Those who try to bring sustainability and environmental consciousness to the table often focus their efforts on avoiding single-use tableware cutlery or plastic straws, but as we further our research into the human effect on the environment, we have found that the food on the plate matters too.
The breeding of animals and the process of making products from them, known as animal agriculture, has been and continues to have devastating effects. While producing milk, eggs, and meat, important resources such as land, water, and grains are being overutilized. Furthermore, the byproducts created during these manufacturing or production processes can have devastating consequences.
According to the EPA, the animal agriculture industry is responsible for 24% of greenhouse gas emissions, more than the emissions from transportation worldwide (https://www.epa.gov/ghgemissions/global-greenhouse-gas-emissions-data). Greenhouse gases like carbon dioxide, methane, and nitrous oxide trap heat in the atmosphere and raise the overall temperature of the Earth. Climatenexus.com, an organization dedicated to researching and bringing justice to climate issues, found that the average American’s beef consumption creates 1,984 pounds of CO2e (carbon dioxide and other greenhouse gases), and replacing the large amount of beef consumption nationwide with plants would only produce 73 pounds of CO2e in comparison.

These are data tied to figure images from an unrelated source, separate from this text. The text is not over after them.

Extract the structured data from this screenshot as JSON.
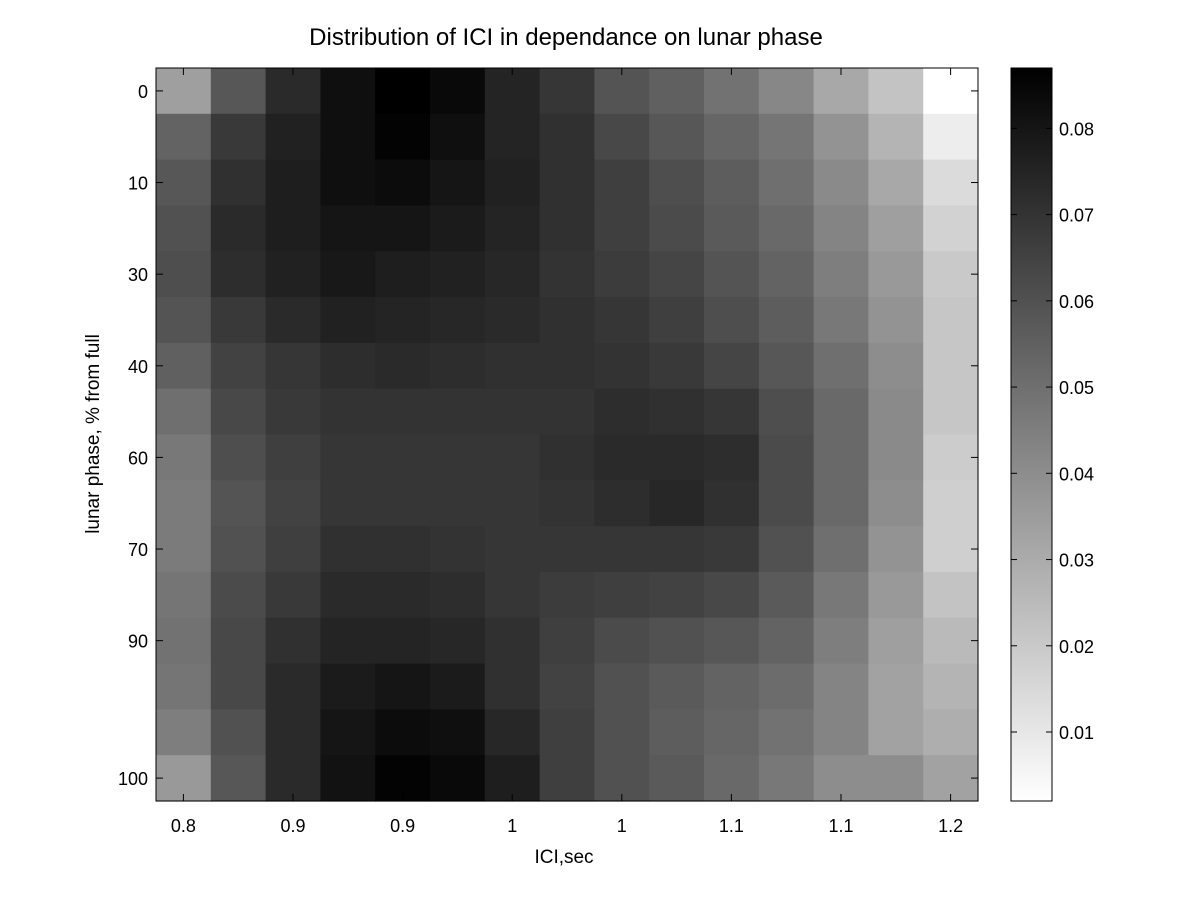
{
  "chart_data": {
    "type": "heatmap",
    "title": "Distribution of ICI in dependance on lunar phase",
    "xlabel": "ICI,sec",
    "ylabel": "lunar phase, % from full",
    "x_tick_labels": [
      "0.8",
      "0.9",
      "0.9",
      "1",
      "1",
      "1.1",
      "1.1",
      "1.2"
    ],
    "y_tick_labels": [
      "0",
      "10",
      "30",
      "40",
      "60",
      "70",
      "90",
      "100"
    ],
    "colorbar": {
      "range": [
        0.002,
        0.087
      ],
      "ticks": [
        0.01,
        0.02,
        0.03,
        0.04,
        0.05,
        0.06,
        0.07,
        0.08
      ],
      "tick_labels": [
        "0.01",
        "0.02",
        "0.03",
        "0.04",
        "0.05",
        "0.06",
        "0.07",
        "0.08"
      ],
      "colormap": "gray",
      "low_color": "#ffffff",
      "high_color": "#000000"
    },
    "rows": 16,
    "cols": 15,
    "values": [
      [
        0.034,
        0.058,
        0.073,
        0.082,
        0.087,
        0.084,
        0.075,
        0.069,
        0.059,
        0.055,
        0.049,
        0.042,
        0.031,
        0.022,
        0.002
      ],
      [
        0.054,
        0.068,
        0.076,
        0.082,
        0.086,
        0.082,
        0.075,
        0.071,
        0.063,
        0.058,
        0.053,
        0.048,
        0.038,
        0.027,
        0.008
      ],
      [
        0.058,
        0.071,
        0.077,
        0.082,
        0.083,
        0.08,
        0.076,
        0.071,
        0.066,
        0.061,
        0.056,
        0.05,
        0.041,
        0.031,
        0.014
      ],
      [
        0.06,
        0.073,
        0.077,
        0.08,
        0.08,
        0.078,
        0.075,
        0.071,
        0.066,
        0.062,
        0.057,
        0.052,
        0.043,
        0.034,
        0.017
      ],
      [
        0.061,
        0.072,
        0.076,
        0.079,
        0.077,
        0.076,
        0.074,
        0.07,
        0.067,
        0.064,
        0.059,
        0.054,
        0.045,
        0.036,
        0.02
      ],
      [
        0.059,
        0.068,
        0.073,
        0.076,
        0.075,
        0.074,
        0.073,
        0.071,
        0.069,
        0.066,
        0.061,
        0.056,
        0.047,
        0.038,
        0.021
      ],
      [
        0.055,
        0.065,
        0.069,
        0.072,
        0.073,
        0.072,
        0.071,
        0.071,
        0.07,
        0.068,
        0.064,
        0.058,
        0.05,
        0.04,
        0.021
      ],
      [
        0.05,
        0.063,
        0.068,
        0.07,
        0.07,
        0.07,
        0.07,
        0.07,
        0.072,
        0.071,
        0.069,
        0.061,
        0.052,
        0.041,
        0.021
      ],
      [
        0.047,
        0.061,
        0.066,
        0.069,
        0.069,
        0.069,
        0.069,
        0.071,
        0.073,
        0.073,
        0.072,
        0.062,
        0.052,
        0.041,
        0.019
      ],
      [
        0.046,
        0.059,
        0.065,
        0.069,
        0.069,
        0.069,
        0.069,
        0.07,
        0.072,
        0.074,
        0.071,
        0.062,
        0.052,
        0.04,
        0.018
      ],
      [
        0.046,
        0.06,
        0.066,
        0.071,
        0.071,
        0.07,
        0.069,
        0.069,
        0.069,
        0.069,
        0.068,
        0.06,
        0.05,
        0.038,
        0.018
      ],
      [
        0.048,
        0.062,
        0.068,
        0.073,
        0.073,
        0.072,
        0.069,
        0.067,
        0.066,
        0.065,
        0.063,
        0.057,
        0.047,
        0.036,
        0.022
      ],
      [
        0.049,
        0.063,
        0.071,
        0.075,
        0.075,
        0.074,
        0.071,
        0.066,
        0.062,
        0.06,
        0.058,
        0.054,
        0.045,
        0.034,
        0.025
      ],
      [
        0.048,
        0.063,
        0.073,
        0.078,
        0.08,
        0.078,
        0.071,
        0.065,
        0.06,
        0.057,
        0.054,
        0.051,
        0.043,
        0.033,
        0.027
      ],
      [
        0.045,
        0.06,
        0.073,
        0.08,
        0.083,
        0.082,
        0.074,
        0.066,
        0.06,
        0.056,
        0.053,
        0.049,
        0.043,
        0.033,
        0.029
      ],
      [
        0.036,
        0.058,
        0.073,
        0.081,
        0.086,
        0.084,
        0.077,
        0.066,
        0.06,
        0.057,
        0.052,
        0.047,
        0.04,
        0.04,
        0.033
      ]
    ]
  }
}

The reality of the animal agriculture industry is disconcerting and there are many negative effects seen in almost everything we eat, yet there are ethical and sustainable means of eating and gaining proper nutrients. If all Americans cut out all consumption of meat products and opted for plant proteins, we would reduce greenhouse gas emissions by 2.6% throughout the United States, according to a 2017 report from UC Davis professors Mary Beth Hall and Robin White. If all Americans cut their average meat consumption by just a quarter and chose more plant based options, greenhouse gas emission would be cut by 82 million metric tons per year, according to Scientific Journal Reports.
It is not commonly thought that the many important nutrients and proteins found in meat products can be found in various other types of food. For example, almonds are packed with essential nutrients like magnesium that can replace essential nutrients found in meat products. Other substitutes include vegetables; yes, vegetables offer more than just vitamins. Broccoli and other dark leafy greens are extremely high in protein and offer immune support within the body. It is easy to make small changes in your diet in order to help sustain the environment and not contribute to the depletion of important natural resources.
It could be hard for all people, given their different circumstances, to completely omit all animal products from their diet, but, there are still small changes that one can make in his or her diet and food choices to avoid contributing to the climate issue on such a large scale. Supporting small businesses that have smaller environmental footprints rather than supporting mass-produced items and brands is one change. If accessible, local farmers’ markets are a generally sustainable option, as would be choosing plant-based options over animal products. Opting for seasonal produce from local establishments helps support not only the small food businesses, but also helps reduce the overuse of resources to grow crops that are not in season.
Environmental concerns are growing, and as consumers it is difficult to eat in a completely sustainable manner, regarding plastic packaging and other factors, but as research furthers into the larger factors that contribute to the impending crisis, cutting down on animal products may be the answer.